Inverse ratio ventilation minimizes cyclic recruitment and derecruitment of atelectasis in an experimental model of surfactant-depleted pigs. Time constants for recruitment and derecruitment, and regional ventilation distribution, reflect these findings and highlight the time dependency of cyclic recruitment and derecruitment.
在机械通气过程中,尤其是在受损肺脏中,肺不张可能会周期性地出现复张和萎陷。在实验中,周期性复张和萎陷可通过动脉血氧分压(ΔPaO₂)的呼吸依赖性变化进行量化,这反映了呼吸周期内肺内分流分数的变化。本研究调查了吸呼比对ΔPaO₂和霍洛维茨指数的影响。
前瞻性随机研究。
实验室研究。
平均体重30±2千克的仔猪。
在呼吸频率为6次/分钟、吸气末压力(Pendinsp)为40厘米水柱、呼气末正压为5厘米水柱且吸入氧分数为1.0的条件下,在基线健康状态和轻度表面活性剂耗竭性损伤期间,以随机设定的吸呼比进行测量。通过重复冲洗表面活性剂来滴定肺损伤,以诱导最大程度的周期性复张和萎陷,通过多频相位荧光法进行测量。通过电阻抗断层扫描评估区域通气分布。在灌洗后,将气道压力从5厘米水柱逐步升至40厘米水柱,然后再降至5厘米水柱,以计算基于氧分压的复张和萎陷时间常数(TAU)。
在基线健康状态下,无法诱发周期性复张和萎陷,而在急性呼吸窘迫综合征模型中,在吸呼比为1:4(范围为52 - 277托[6.9 - 36.9千帕])时,通常会检测到最高的ΔPaO₂。
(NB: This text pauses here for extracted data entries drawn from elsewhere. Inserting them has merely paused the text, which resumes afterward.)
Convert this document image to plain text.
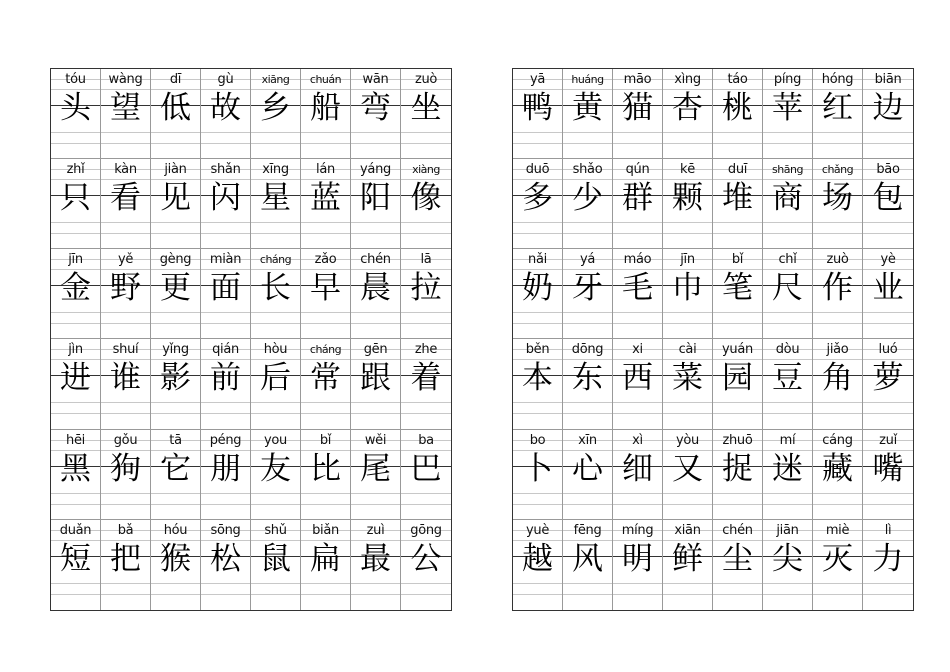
tóu
头
wàng
望
dī
低
gù
故
xiāng
乡
chuán
船
wān
弯
zuò
坐
zhǐ
只
kàn
看
jiàn
见
shǎn
闪
xīng
星
lán
蓝
yáng
阳
xiàng
像
jīn
金
yě
野
gèng
更
miàn
面
cháng
长
zǎo
早
chén
晨
lā
拉
jìn
进
shuí
谁
yǐng
影
qián
前
hòu
后
cháng
常
gēn
跟
zhe
着
hēi
黑
gǒu
狗
tā
它
péng
朋
you
友
bǐ
比
wěi
尾
ba
巴
duǎn
短
bǎ
把
hóu
猴
sōng
松
shǔ
鼠
biǎn
扁
zuì
最
gōng
公
yā
鸭
huáng
黄
māo
猫
xìng
杏
táo
桃
píng
苹
hóng
红
biān
边
duō
多
shǎo
少
qún
群
kē
颗
duī
堆
shāng
商
chǎng
场
bāo
包
nǎi
奶
yá
牙
máo
毛
jīn
巾
bǐ
笔
chǐ
尺
zuò
作
yè
业
běn
本
dōng
东
xi
西
cài
菜
yuán
园
dòu
豆
jiǎo
角
luó
萝
bo
卜
xīn
心
xì
细
yòu
又
zhuō
捉
mí
迷
cáng
藏
zuǐ
嘴
yuè
越
fēng
风
míng
明
xiān
鲜
chén
尘
jiān
尖
miè
灭
lì
力
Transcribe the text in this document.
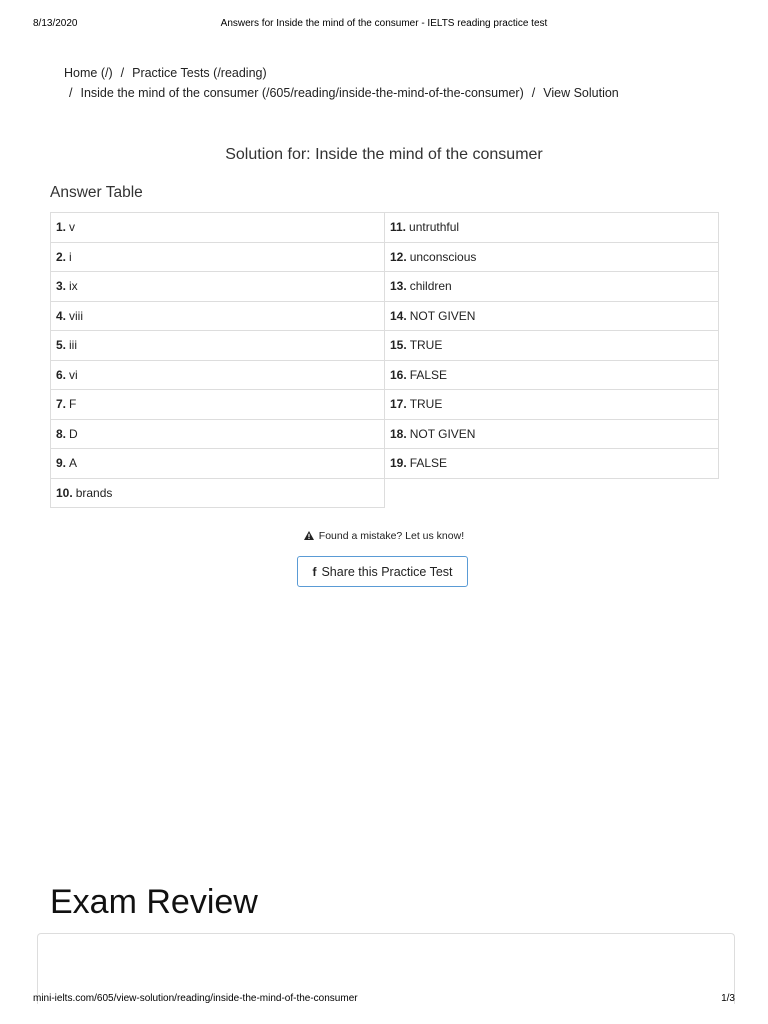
8/13/2020	Answers for Inside the mind of the consumer - IELTS reading practice test
Home (/) / Practice Tests (/reading)
/ Inside the mind of the consumer (/605/reading/inside-the-mind-of-the-consumer) / View Solution
Solution for: Inside the mind of the consumer
Answer Table
1. v	11. untruthful
2. i	12. unconscious
3. ix	13. children
4. viii	14. NOT GIVEN
5. iii	15. TRUE
6. vi	16. FALSE
7. F	17. TRUE
8. D	18. NOT GIVEN
9. A	19. FALSE
10. brands	
Found a mistake? Let us know!
f Share this Practice Test
Exam Review
mini-ielts.com/605/view-solution/reading/inside-the-mind-of-the-consumer	1/3
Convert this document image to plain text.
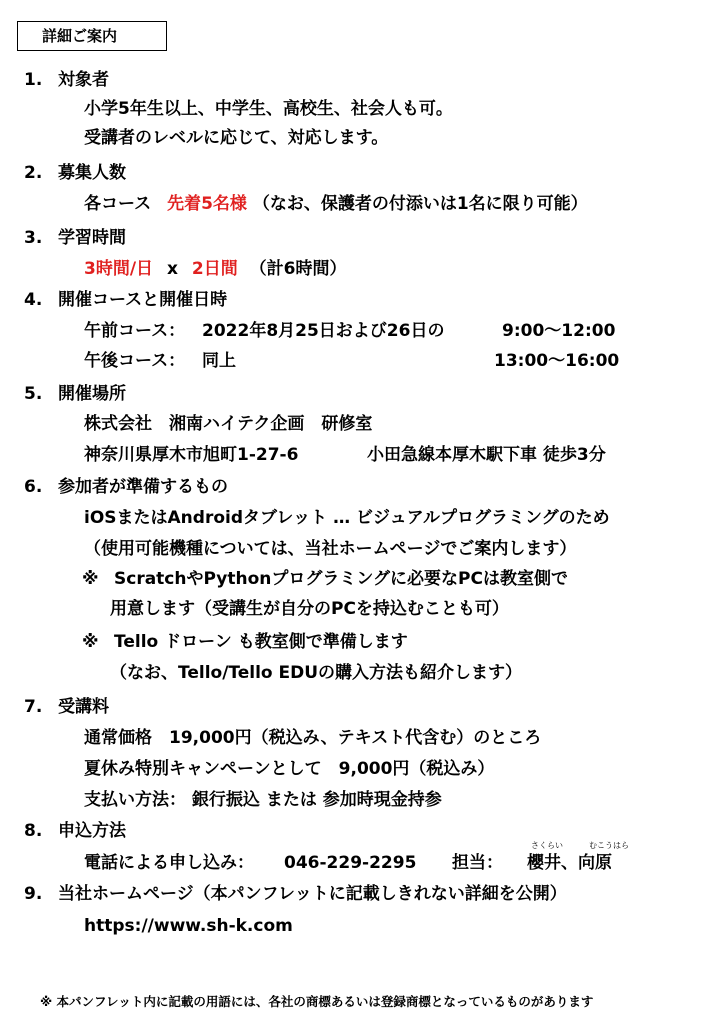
詳細ご案内
1. 対象者
小学5年生以上、中学生、高校生、社会人も可。
受講者のレベルに応じて、対応します。
2. 募集人数
各コース 先着5名様 （なお、保護者の付添いは1名に限り可能）
3. 学習時間
3時間/日 x 2日間 （計6時間）
4. 開催コースと開催日時
午前コース： 2022年8月25日および26日の	9:00〜12:00
午後コース： 同上	13:00〜16:00
5. 開催場所
株式会社　湘南ハイテク企画　研修室
神奈川県厚木市旭町1-27-6	小田急線本厚木駅下車 徒歩3分
6. 参加者が準備するもの
iOSまたはAndroidタブレット … ビジュアルプログラミングのため
（使用可能機種については、当社ホームページでご案内します）
※ ScratchやPythonプログラミングに必要なPCは教室側で
用意します（受講生が自分のPCを持込むことも可）
※ Tello ドローン も教室側で準備します
（なお、Tello/Tello EDUの購入方法も紹介します）
7. 受講料
通常価格　19,000円（税込み、テキスト代含む）のところ
夏休み特別キャンペーンとして　9,000円（税込み）
支払い方法： 銀行振込 または 参加時現金持参
8. 申込方法
さくらい	むこうはら
電話による申し込み： 046-229-2295 担当： 櫻井、向原
9. 当社ホームページ（本パンフレットに記載しきれない詳細を公開）
https://www.sh-k.com
※ 本パンフレット内に記載の用語には、各社の商標あるいは登録商標となっているものがあります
较短的呼气时间显著减少了周期性复张和萎陷(158±85托[21.1±11.3千帕][吸呼比,1:4];25±12托[3.3±1.6千帕][吸呼比,4:1];p<0.0001),而动脉血氧分压/吸入氧分数比值增加(267±50[吸呼比,1:4];424±53[吸呼比,4:1];p<0.0001)。相应地,区域通气重新分布至肺低垂区域(p<0.0001)。复张比萎陷快得多(TAU:快速1.6秒[78%];慢速9.2秒)(TAU:快速3.1秒[87%];慢速17.7秒)(p = 0.0078)。
反比通气可使表面活性剂耗竭猪的实验模型中肺不张的周期性复张和萎陷降至最低。复张和萎陷的时间常数以及区域通气分布反映了这些结果,并突出了周期性复张和萎陷的时间依赖性。